Learner(model, data, optimizer, lossfn, [callbacks...; kwargs...])

Holds and coordinates all state of the training. model is trained by optimizing lossfn with optimizer on data.


  • model
  • data: Tuple of data iterators in the order (traindata, valdata, [testdata]). Must be iterable and return tuples of (xs, ys)
  • lossfn: Function with signature lossfn(model(x), y) -> Number
  • optimizer
  • callbacks...: Any other unnamed arguments are callbacks

Keyword arguments


(Use this as a reference when implementing callbacks)
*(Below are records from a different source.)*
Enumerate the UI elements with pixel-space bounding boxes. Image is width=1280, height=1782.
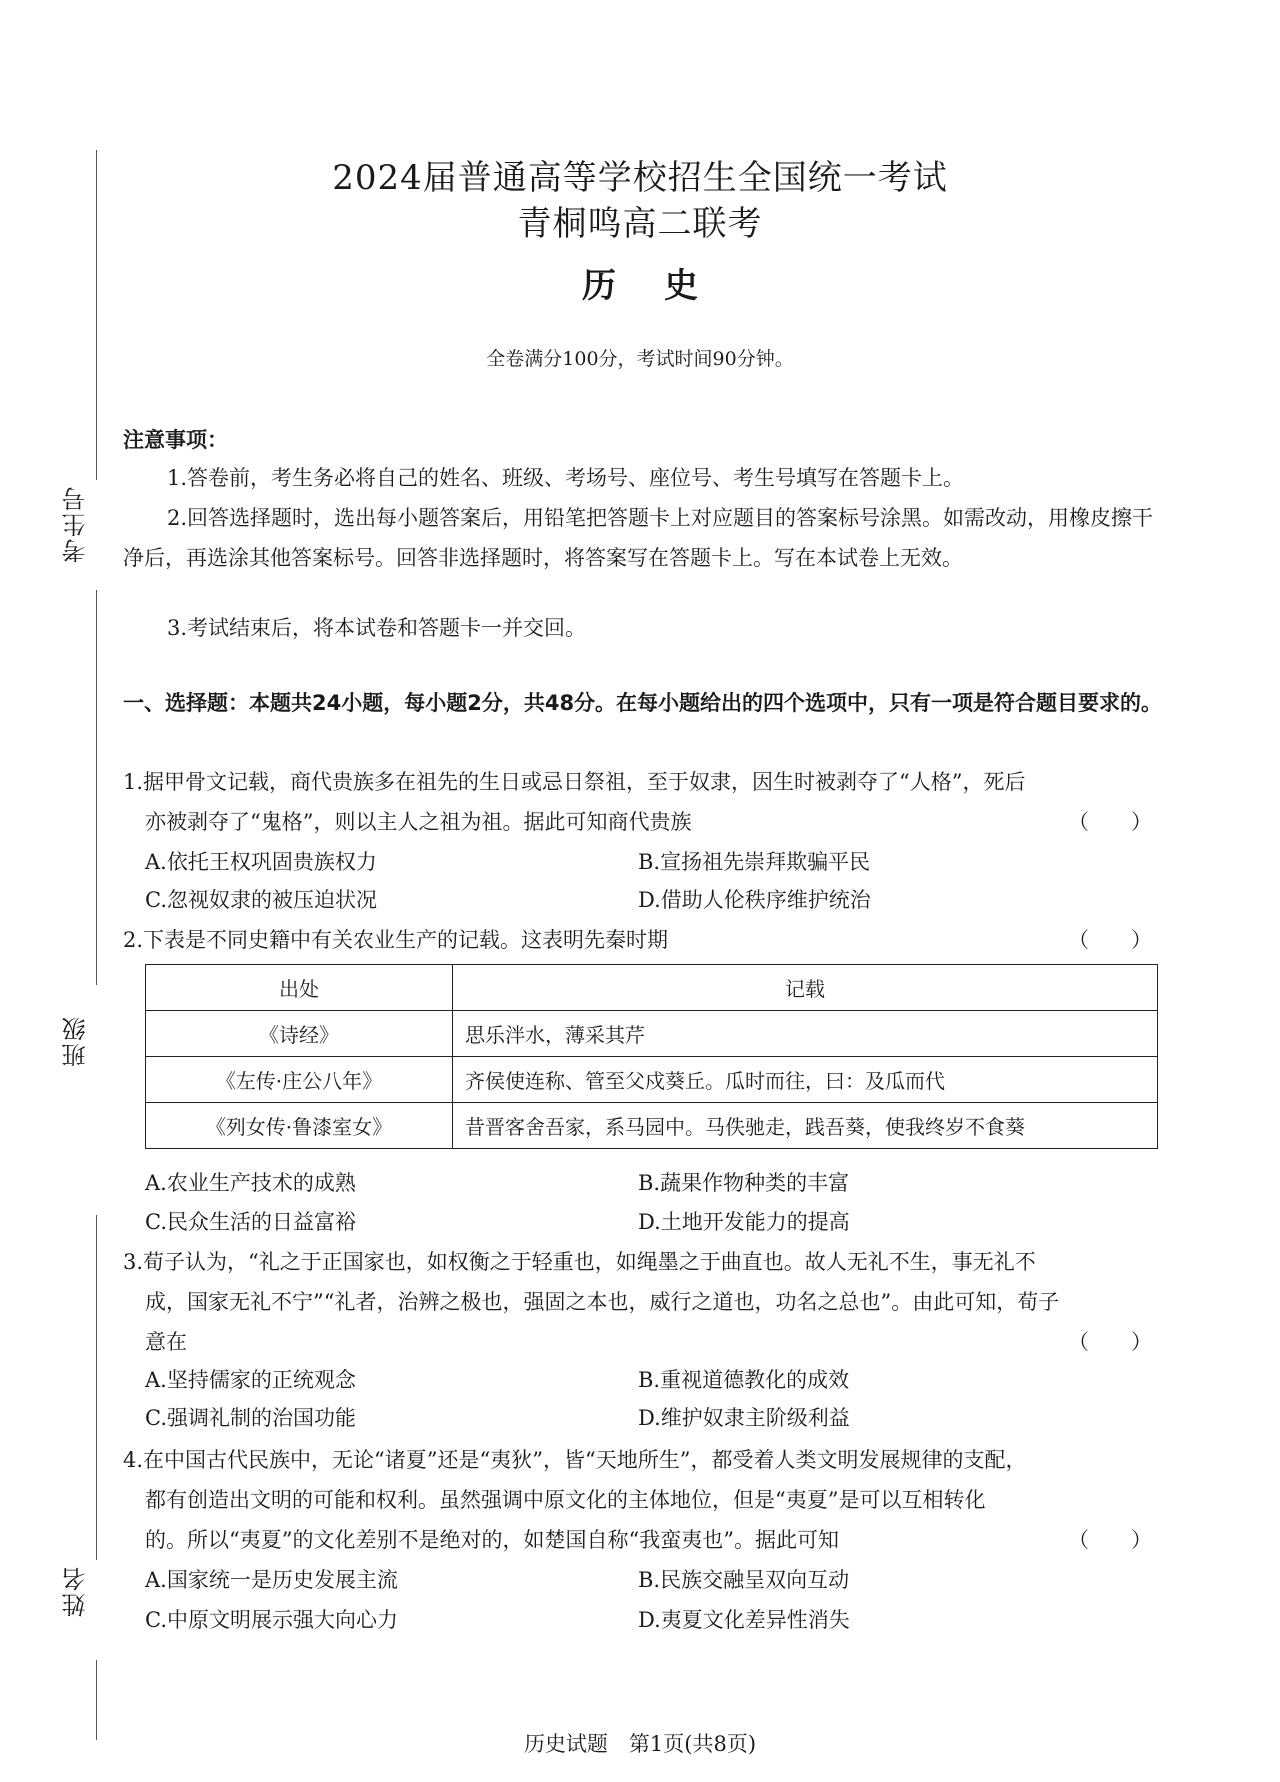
subject-char-1: 历 bbox=[582, 266, 616, 306]
q2-option-a: A.农业生产技术的成熟 bbox=[145, 1171, 356, 1195]
table-cell-source: 《左传·庄公八年》 bbox=[146, 1057, 453, 1103]
table-header-source: 出处 bbox=[146, 965, 453, 1011]
q1-stem-line-2: 亦被剥夺了“鬼格”，则以主人之祖为祖。据此可知商代贵族 bbox=[145, 810, 692, 834]
q2-answer-paren: （ ） bbox=[1068, 928, 1152, 952]
table-cell-record: 齐侯使连称、管至父戍葵丘。瓜时而往，曰：及瓜而代 bbox=[453, 1057, 1158, 1103]
margin-label-name: 姓名 bbox=[62, 1565, 90, 1617]
q1-stem-line-1: 1.据甲骨文记载，商代贵族多在祖先的生日或忌日祭祖，至于奴隶，因生时被剥夺了“人格”，死后 bbox=[123, 770, 1026, 794]
q4-option-a: A.国家统一是历史发展主流 bbox=[145, 1568, 398, 1592]
q2-stem-line-1: 2.下表是不同史籍中有关农业生产的记载。这表明先秦时期 bbox=[123, 928, 669, 952]
margin-label-class: 班级 bbox=[62, 1015, 90, 1067]
table-cell-source: 《诗经》 bbox=[146, 1011, 453, 1057]
table-row bbox=[146, 1103, 1158, 1149]
table-row bbox=[146, 1057, 1158, 1103]
exam-subtitle: 青桐鸣高二联考 bbox=[517, 204, 763, 244]
records-table bbox=[145, 964, 1158, 1149]
q3-option-a: A.坚持儒家的正统观念 bbox=[145, 1368, 356, 1392]
notes-heading: 注意事项： bbox=[123, 428, 228, 452]
subject-title bbox=[0, 258, 1280, 307]
page-footer: 历史试题 第1页(共8页) bbox=[523, 1732, 757, 1756]
table-cell-record: 思乐泮水，薄采其芹 bbox=[453, 1011, 1158, 1057]
margin-label-exam-no: 考生号 bbox=[62, 485, 90, 563]
q2-option-b: B.蔬果作物种类的丰富 bbox=[638, 1171, 850, 1195]
table-cell-source: 《列女传·鲁漆室女》 bbox=[146, 1103, 453, 1149]
q4-stem-line-2: 都有创造出文明的可能和权利。虽然强调中原文化的主体地位，但是“夷夏”是可以互相转化 bbox=[145, 1488, 986, 1512]
notes-item-1: 1.答卷前，考生务必将自己的姓名、班级、考场号、座位号、考生号填写在答题卡上。 bbox=[167, 466, 965, 490]
q1-option-c: C.忽视奴隶的被压迫状况 bbox=[145, 888, 377, 912]
table-header-row bbox=[146, 965, 1158, 1011]
exam-title: 2024届普通高等学校招生全国统一考试 bbox=[332, 158, 948, 198]
q3-stem-line-1: 3.荀子认为，“礼之于正国家也，如权衡之于轻重也，如绳墨之于曲直也。故人无礼不生，事无礼不 bbox=[123, 1250, 1036, 1274]
table-cell-record: 昔晋客舍吾家，系马园中。马佚驰走，践吾葵，使我终岁不食葵 bbox=[453, 1103, 1158, 1149]
table-row bbox=[146, 1011, 1158, 1057]
q2-option-d: D.土地开发能力的提高 bbox=[638, 1210, 850, 1234]
q4-answer-paren: （ ） bbox=[1068, 1528, 1152, 1552]
q1-option-a: A.依托王权巩固贵族权力 bbox=[145, 850, 377, 874]
q3-answer-paren: （ ） bbox=[1068, 1330, 1152, 1354]
q1-answer-paren: （ ） bbox=[1068, 810, 1152, 834]
margin-rule-middle-1 bbox=[96, 590, 97, 985]
q1-option-b: B.宣扬祖先崇拜欺骗平民 bbox=[638, 850, 871, 874]
notes-item-2: 2.回答选择题时，选出每小题答案后，用铅笔把答题卡上对应题目的答案标号涂黑。如需改动，用橡皮擦干净后，再选涂其他答案标号。回答非选择题时，将答案写在答题卡上。写在本试卷上无效。 bbox=[123, 506, 1154, 570]
table-header-record: 记载 bbox=[453, 965, 1158, 1011]
q3-option-b: B.重视道德教化的成效 bbox=[638, 1368, 850, 1392]
subject-char-2: 史 bbox=[664, 266, 698, 306]
exam-info: 全卷满分100分，考试时间90分钟。 bbox=[486, 348, 794, 370]
q4-stem-line-3: 的。所以“夷夏”的文化差别不是绝对的，如楚国自称“我蛮夷也”。据此可知 bbox=[145, 1528, 839, 1552]
margin-rule-middle-2 bbox=[96, 1215, 97, 1560]
q3-stem-line-2: 成，国家无礼不宁”“礼者，治辨之极也，强固之本也，威行之道也，功名之总也”。由此可知，荀子 bbox=[145, 1290, 1060, 1314]
section-heading: 一、选择题：本题共24小题，每小题2分，共48分。在每小题给出的四个选项中，只有一项是符合题目要求的。 bbox=[123, 691, 1163, 715]
q3-option-c: C.强调礼制的治国功能 bbox=[145, 1406, 356, 1430]
q4-stem-line-1: 4.在中国古代民族中，无论“诸夏”还是“夷狄”，皆“天地所生”，都受着人类文明发展规律的支配， bbox=[123, 1448, 1027, 1472]
q4-option-b: B.民族交融呈双向互动 bbox=[638, 1568, 850, 1592]
q3-option-d: D.维护奴隶主阶级利益 bbox=[638, 1406, 850, 1430]
q2-option-c: C.民众生活的日益富裕 bbox=[145, 1210, 356, 1234]
notes-item-3: 3.考试结束后，将本试卷和答题卡一并交回。 bbox=[167, 616, 587, 640]
q1-option-d: D.借助人伦秩序维护统治 bbox=[638, 888, 871, 912]
q4-option-d: D.夷夏文化差异性消失 bbox=[638, 1608, 850, 1632]
q4-option-c: C.中原文明展示强大向心力 bbox=[145, 1608, 398, 1632]
q3-stem-line-3: 意在 bbox=[145, 1330, 187, 1354]
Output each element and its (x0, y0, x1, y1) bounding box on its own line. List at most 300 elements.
  • model, optimizer, and lossfn are stored as passed in

  • data is a NamedTuple of (training = ..., validation = ..., test = ...). Some values might be nothing if you didn’t pass in multiple data iterators.

  • params: an instance of model’s parameters of type Flux.Params

  • batch: State of the current batch, including:

    • batch.xs: model inputs
    • batch.ys: target outputs
    • batch.ŷs: model outputs, i.e. model(xs)
    • batch.loss: batch loss, i.e. lossfn(ŷs, ys)
    • batch gradients, instance of Zygote.Grads

    (!) Note: Depending on the progress of the step, some fields may be nothing, e.g. the gs before the backward pass.

  • cbstate::PropDict: Special state container that callbacks can save state to for other callbacks. Its keys depend on what callbacks are being used. See the custom callbacks guide for more info.